14La démarche de Lacan, en tout cas dès 1958 et le livre VI de son séminaire, consiste, dans le droit fil de la recherche freudienne, à essayer de rencontrer l’insuffisance du recours à une « extériorité internalisée » – car tel est bien le statut de l’idéal du moi et ensuite du surmoi comme le dit Freud lui-même – pour penser l’opération qui devrait permettre au sujet d’échapper à la répétition du symptôme et d’enfin assumer l’impossible de sa quête fantasmatique d’une identité de soi à soi. En ce sens, dans une certaine mesure, Lacan reproduit à l’égard de Freud le geste que celui-ci avait posé au début des années 20 à l’encontre de sa première approche du psychisme humain et des conditions requises pour réguler la vie pulsionnelle et aider les sujets à éviter la récurrence de ses symptômes névrotiques. Tout comme Freud avait perçu que le seul recours à une instance extérieure au moi, même internalisée, ne suffisait pas et qu’il fallait complexifier l’opération de l’obéissance à la loi de la castration symbolique, de la même manière, Lacan reprend cette même exigence épistémologique à l’encontre du second Freud en posant, dès 1958, l’insuffisance du recours à la figure d’une autorité externe, même internalisée et même complexifiée comme le suggère la théorie du surmoi dans la seconde topique freudienne, pour penser l’opération de l’assomption (obéissance) par le sujet de la loi de la castration symbolique.

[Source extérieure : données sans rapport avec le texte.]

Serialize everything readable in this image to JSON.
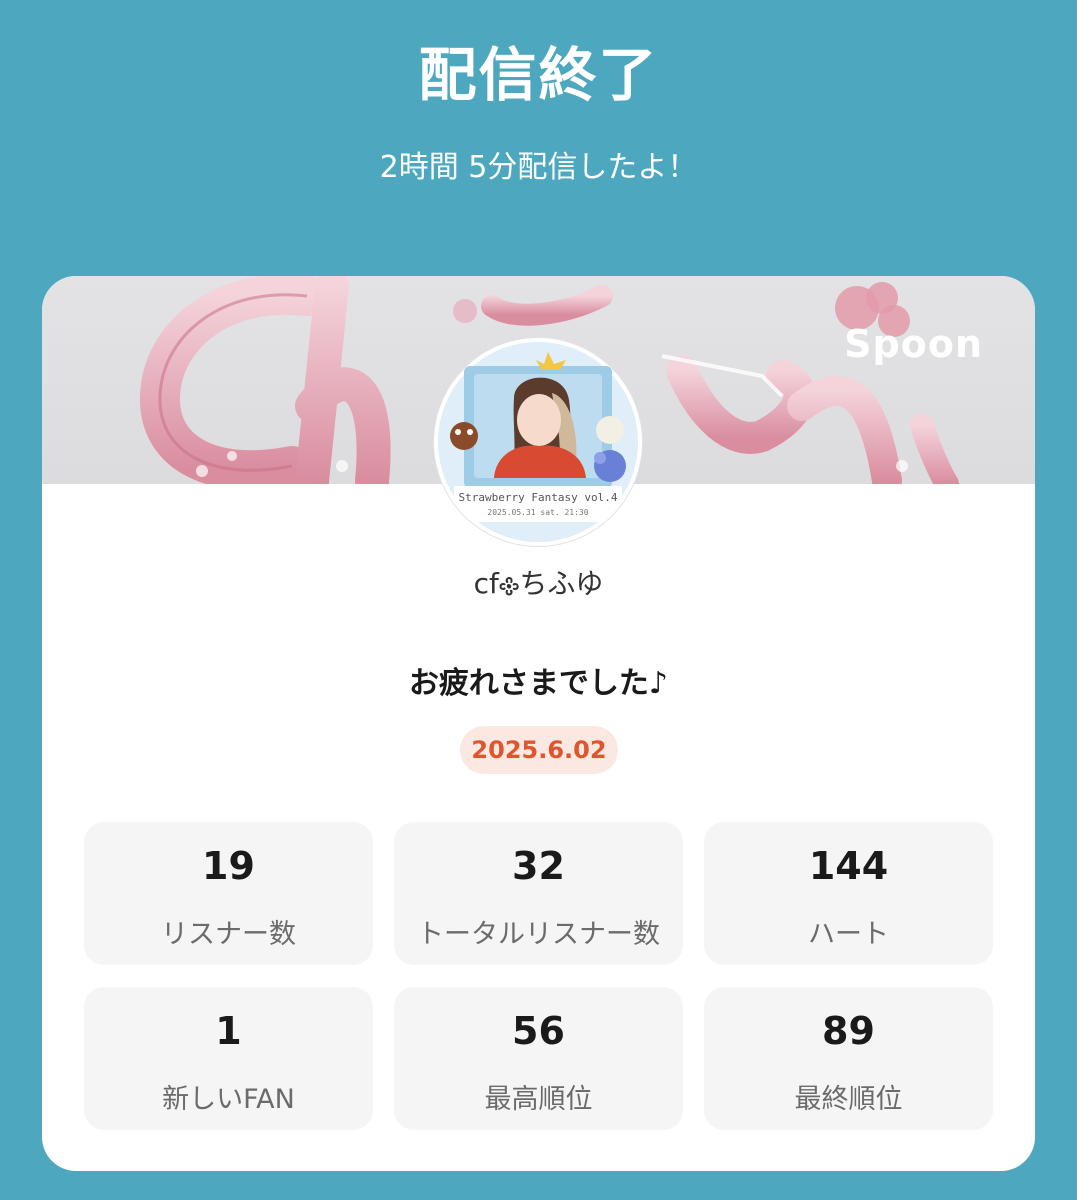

15Bien plus, on peut même poser que c’est cette exigence épistémologique qui est au cœur de la dynamique interne à la pensée de Lacan, car c’est bien au nom de cette exigence que Lacan développera sa théorie du « Un réel » dans son dernier enseignement et dénoncera l’insuffisance de sa thèse de 1967 sur la traversée du fantasme comme opérateur de régulation des effets pathogènes du symptôme. Peu importe ici, comme on a tenté de le montrer ailleurs17, que la solution du dernier Lacan reste elle-même lestée de l’erreur épistémologique qu’il n’a eu de cesse d’opposer d’abord à Freud et ensuite à ses approches de l’opération de régulation du symptôme dans ses premier et second enseignements. Ce n’est pas ce qui nous intéresse ici. Mais il importe de voir que toute la recherche en psychanalyse, dans sa tentative de réfléchir les conditions requises pour éviter une répétition du symptôme et amener l’analysant à acter l’impossible quête d’une identité de soi à soi dont se nourrit sa jouissance pulsionnelle, n’a eu de cesse d’éviter ce que Freud avait pensé, dans son premier enseignement, être la solution par simple recours à instance externe au moi du sujet, le recours à une figure autoritaire mythiquement investie d’une toute-puissance idéalisée. Et c’est précisément ce que Legendre ne semble pas prendre en compte, croyant pouvoir chercher en Freud une approche épistémologique de l’opération d’obéissance à la loi que le Freud des années 20 a lui-même perçue comme une approche trop réductrice et, en définitive, insuffisante pour assurer le résultat escompté : l’assomption par le sujet de son irréductible division, de son impossible identité de soi à soi, c’est-à-dire « l’obéissance » à la loi de la castration symbolique.
162. C’est ici que l’on peut logiquement percevoir la seconde erreur de Legendre, celle qui porte sur son approche de la modernité politique. En quoi les observations qui précèdent conduisent-elles à mieux éclairer l’insuffisance de la démarche de P. Legendre et éclairent-elles, en retour, la pertinence de ce qu’implicitement nous avions construit, François Ost et moi-même, dans notre ouvrage : la dénonciation des effets pervers de la dérive mytho-logique de la rationalité juridique et de la structure dogmatique de l’imaginaire juridique qui est corrélative de cette dérive ?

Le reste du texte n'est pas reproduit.